“Modena, se vuole, è più forte della paura. Le radici sono forti e profonde, le idee nuove ci sono. Siamo Modena, ce la possiamo fare”. Lo ha affermato il sindaco Gian Carlo Muzzarelli intervenendo in Consiglio comunale nella discussione sul bilancio preventivo 2019-2021 dopo aver ricordato come nella società ci siano “legittime paure per il presente e il futuro, profonde incertezze della società, domande che attendono risposte dalla politica”. E in particolare, il sindaco ha sottolineato la necessità di lavoro e coesione sociale. Temi che il sindaco considera al centro del bilancio approvato dalla maggioranza (Pd e Art.1–Mpd–Per me Modena, escluso Domenico Campana che si è astenuto) con il voto contrario di Movimento 5 stelle, Forza Italia, Energie per l’Italia, Lega Nord e Modena Bene Comune al termine di una seduta iniziata prima delle 9 del mattino.
La manovra finanziaria, l’ultima di questo mandato, è caratterizzata da una sostanziale conferma per il 2019 della quantità e della qualità della spesa corrente (la previsione si assesta sui 225 milioni), con le priorità indicate nel welfare, nella manutenzione della città, nella sicurezza e nella legalità, in scuola e cultura, nella smart city, nell’innovazione e nel risparmio energetico, nello sport, nel lavoro e nelle politiche di coesione e giustizia sociale.
Non sono previsti aumenti di tariffe e imposte locali e anche per la Tari, che verrà definita nei primi mesi dell’anno sulla base Piano economico finanziaria di Atersir, l’obiettivo è mantenere invariate le tariffe senza rinunciare a un miglioramento dei servizi.
Anche per il 2019 si conferma un impegno sul fronte degli investimenti che, in virtù degli emendamenti presentati dal sindaco e approvati, addirittura passano dai 48 milioni previsti a 59, con al centro le priorità della riqualificazione urbana, l’edilizia scolastica e gli interventi per migliorare la sicurezza delle infrastrutturali stradali.

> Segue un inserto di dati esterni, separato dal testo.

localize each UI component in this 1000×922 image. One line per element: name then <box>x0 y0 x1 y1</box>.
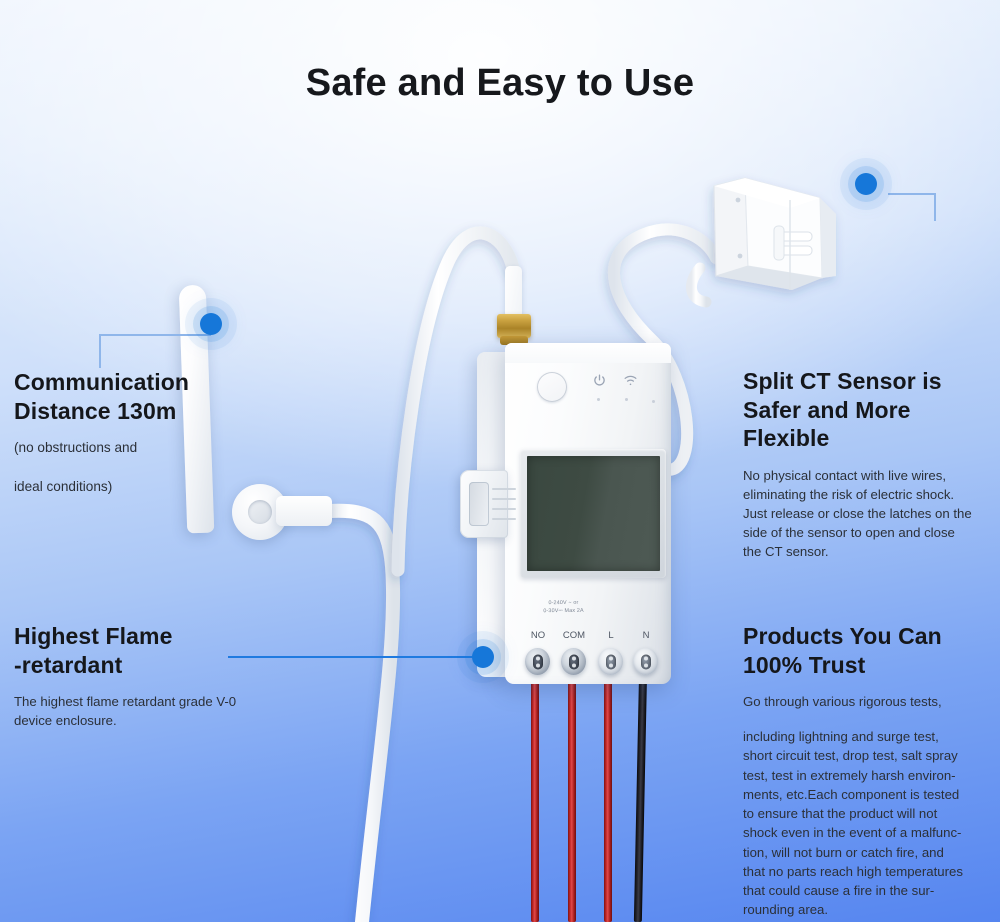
body-line-10: rounding area. <box>743 901 999 919</box>
body-line-2: device enclosure. <box>14 712 269 730</box>
antenna-cable-ferrule <box>505 266 522 318</box>
led-indicator-1 <box>597 398 600 401</box>
body-line-8: that no parts reach high temperatures <box>743 863 999 881</box>
body-line-2: short circuit test, drop test, salt spra… <box>743 747 999 765</box>
body-line-4: ments, etc.Each component is tested <box>743 786 999 804</box>
terminal-screw-com[interactable] <box>561 648 586 675</box>
terminal-screw-no[interactable] <box>525 648 550 675</box>
heading-line-1: Split CT Sensor is <box>743 368 942 394</box>
leader-line-split-ct-v <box>934 193 936 221</box>
body-line-3: Just release or close the latches on the <box>743 505 995 523</box>
callout-communication-distance: Communication Distance 130m (no obstruct… <box>14 368 264 497</box>
callout-dot-communication[interactable] <box>200 313 222 335</box>
heading-line-1: Highest Flame <box>14 623 173 649</box>
wire-com <box>568 676 576 922</box>
terminal-label-no: NO <box>521 630 555 641</box>
body-line-1: No physical contact with live wires, <box>743 467 995 485</box>
wire-no <box>531 676 539 922</box>
callout-products-you-can-trust: Products You Can 100% Trust Go through v… <box>743 622 999 919</box>
body-line-1: (no obstructions and <box>14 439 264 458</box>
body-line-4: side of the sensor to open and close <box>743 524 995 542</box>
heading-line-2: Distance 130m <box>14 398 176 424</box>
body-line-5: to ensure that the product will not <box>743 805 999 823</box>
antenna-base-connector <box>276 496 332 526</box>
device-top-face <box>505 343 671 363</box>
callout-body-trust: Go through various rigorous tests, inclu… <box>743 693 999 919</box>
led-indicator-2 <box>625 398 628 401</box>
callout-heading-communication: Communication Distance 130m <box>14 368 264 425</box>
heading-line-1: Products You Can <box>743 623 942 649</box>
body-line-1: including lightning and surge test, <box>743 728 999 746</box>
body-line-7: tion, will not burn or catch fire, and <box>743 844 999 862</box>
wire-l <box>604 676 612 922</box>
body-line-3: test, test in extremely harsh environ- <box>743 767 999 785</box>
din-rail-clip[interactable] <box>460 470 508 538</box>
body-line-2: ideal conditions) <box>14 478 264 497</box>
body-paragraph-1: Go through various rigorous tests, <box>743 693 999 711</box>
leader-line-communication-v <box>99 334 101 368</box>
heading-line-3: Flexible <box>743 425 829 451</box>
lcd-screen <box>527 456 660 571</box>
terminal-label-n: N <box>629 630 663 641</box>
power-icon <box>592 373 607 388</box>
callout-dot-split-ct[interactable] <box>855 173 877 195</box>
callout-flame-retardant: Highest Flame -retardant The highest fla… <box>14 622 269 730</box>
callout-body-split-ct: No physical contact with live wires, eli… <box>743 467 995 562</box>
terminal-screw-l[interactable] <box>598 648 623 675</box>
lcd-screen-bezel <box>520 449 666 578</box>
rating-line-2: 0-30V⎓ Max 2A <box>516 607 611 616</box>
callout-dot-flame-retardant[interactable] <box>472 646 494 668</box>
wire-n <box>634 676 647 922</box>
wifi-icon <box>622 373 639 388</box>
callout-split-ct-sensor: Split CT Sensor is Safer and More Flexib… <box>743 367 995 562</box>
heading-line-2: Safer and More <box>743 397 911 423</box>
callout-heading-trust: Products You Can 100% Trust <box>743 622 999 679</box>
leader-line-communication-h <box>99 334 211 336</box>
heading-line-2: 100% Trust <box>743 652 865 678</box>
heading-line-1: Communication <box>14 369 189 395</box>
body-line-2: eliminating the risk of electric shock. <box>743 486 995 504</box>
callout-body-communication: (no obstructions and ideal conditions) <box>14 439 264 497</box>
rating-label: 0-240V ~ or 0-30V⎓ Max 2A <box>516 600 611 617</box>
sma-gold-connector <box>497 314 531 338</box>
terminal-label-l: L <box>594 630 628 641</box>
terminal-label-com: COM <box>557 630 591 641</box>
callout-body-flame-retardant: The highest flame retardant grade V-0 de… <box>14 693 269 730</box>
heading-line-2: -retardant <box>14 652 122 678</box>
pairing-button[interactable] <box>537 372 567 402</box>
body-line-9: that could cause a fire in the sur- <box>743 882 999 900</box>
body-line-5: the CT sensor. <box>743 543 995 561</box>
callout-heading-flame-retardant: Highest Flame -retardant <box>14 622 269 679</box>
body-line-1: The highest flame retardant grade V-0 <box>14 693 269 711</box>
body-line-6: shock even in the event of a malfunc- <box>743 824 999 842</box>
leader-line-split-ct-h <box>888 193 936 195</box>
terminal-screw-n[interactable] <box>633 648 658 675</box>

La manutenzione ordinaria della città (dalla cura del verde urbano alla sicurezza delle alberature, dalle aiuole stradali alle diverse richieste che arrivano dai Quartieri) sarà sostenuta anche con risorse ricavate dall’applicazione in parte corrente degli oneri urbanistici: per il prossimo anno la cifra è indicata in due milioni di euro.